Mahesh Aitha is a research scientist in NCATS' Division of Preclinical Innovation. In this capacity, he supports the protein biochemistry and enzymology efforts — including protein expression, purification and the analytical and biophysical characterization of target proteins — of the Assay Development and Screening Technology laboratory.
Before joining NCATS in May 2018, Aitha was a postdoctoral fellow in the chemistry laboratory of Professor Stephen J. Benkovic at Penn State University, conducting research on understanding DNA replication and DNA damage repair pathways. Aitha probed the orientation between the holoenzymes of the T4 replisome using biophysical techniques. He also investigated the dynamic role of replication protein A (RPA) in monoubiquitination of proliferating cell nuclear antigen by Rad6/Rad18.
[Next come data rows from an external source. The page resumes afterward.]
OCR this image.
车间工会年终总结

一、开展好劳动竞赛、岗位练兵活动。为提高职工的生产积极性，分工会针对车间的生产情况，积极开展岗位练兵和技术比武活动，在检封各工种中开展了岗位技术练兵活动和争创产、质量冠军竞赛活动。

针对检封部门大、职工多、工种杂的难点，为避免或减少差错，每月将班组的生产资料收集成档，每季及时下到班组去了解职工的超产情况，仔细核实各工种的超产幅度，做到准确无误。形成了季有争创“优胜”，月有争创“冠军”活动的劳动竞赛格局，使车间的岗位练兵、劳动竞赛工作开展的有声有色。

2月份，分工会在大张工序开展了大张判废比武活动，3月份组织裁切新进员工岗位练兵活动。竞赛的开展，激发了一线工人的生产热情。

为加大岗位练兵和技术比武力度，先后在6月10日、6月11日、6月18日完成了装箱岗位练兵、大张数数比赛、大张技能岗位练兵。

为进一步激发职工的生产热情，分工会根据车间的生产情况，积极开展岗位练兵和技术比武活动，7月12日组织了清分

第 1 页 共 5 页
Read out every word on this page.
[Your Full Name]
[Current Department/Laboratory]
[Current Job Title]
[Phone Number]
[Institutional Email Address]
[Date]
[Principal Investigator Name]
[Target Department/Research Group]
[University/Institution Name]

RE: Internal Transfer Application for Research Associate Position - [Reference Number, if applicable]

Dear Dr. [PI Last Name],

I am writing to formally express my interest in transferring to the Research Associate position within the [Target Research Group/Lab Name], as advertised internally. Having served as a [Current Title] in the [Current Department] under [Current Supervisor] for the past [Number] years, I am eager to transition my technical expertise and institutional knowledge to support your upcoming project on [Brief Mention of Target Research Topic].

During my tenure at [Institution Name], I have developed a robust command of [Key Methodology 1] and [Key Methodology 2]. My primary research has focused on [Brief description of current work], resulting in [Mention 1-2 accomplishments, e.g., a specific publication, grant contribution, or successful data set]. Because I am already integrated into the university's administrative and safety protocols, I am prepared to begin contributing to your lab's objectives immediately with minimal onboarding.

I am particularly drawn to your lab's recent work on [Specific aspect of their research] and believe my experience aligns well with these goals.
Aitha received his doctoral degree in chemistry and biochemistry under the supervision of Professor Michael W. Crowder at Miami University in Oxford, Ohio. His research focus was to develop the mechanism- and structure-based inhibitors for the metallo-β-lactamases through understanding their catalytic mechanism, using various biochemical and biophysical methods. He received his master’s degree in chemistry from Tennessee State University and his bachelor’s degree in pharmacy from Kakatiya University in Warangal, India.
Aitha’s research focuses on preclinical drug development for rare genetic and infectious diseases. His primary goals include developing expression, purification and bioconjugation strategies for molecular targets of interest to NCATS translational research. In addition, he is involved in the design of methodology and protocols to characterize the interactions of novel lead molecular modalities with target systems, using biophysical techniques such as isothermal calorimetry, surface plasmon resonance, electrochemiluminescence and crystallography. His current project focuses on the production of phosphoglycerate mutases from various pathogenic organisms to aid in the mechanistic characterization of ipglycermide analogs being developed as potential treatments for tropical diseases, including lymphatic filariasis and onchocerciasis.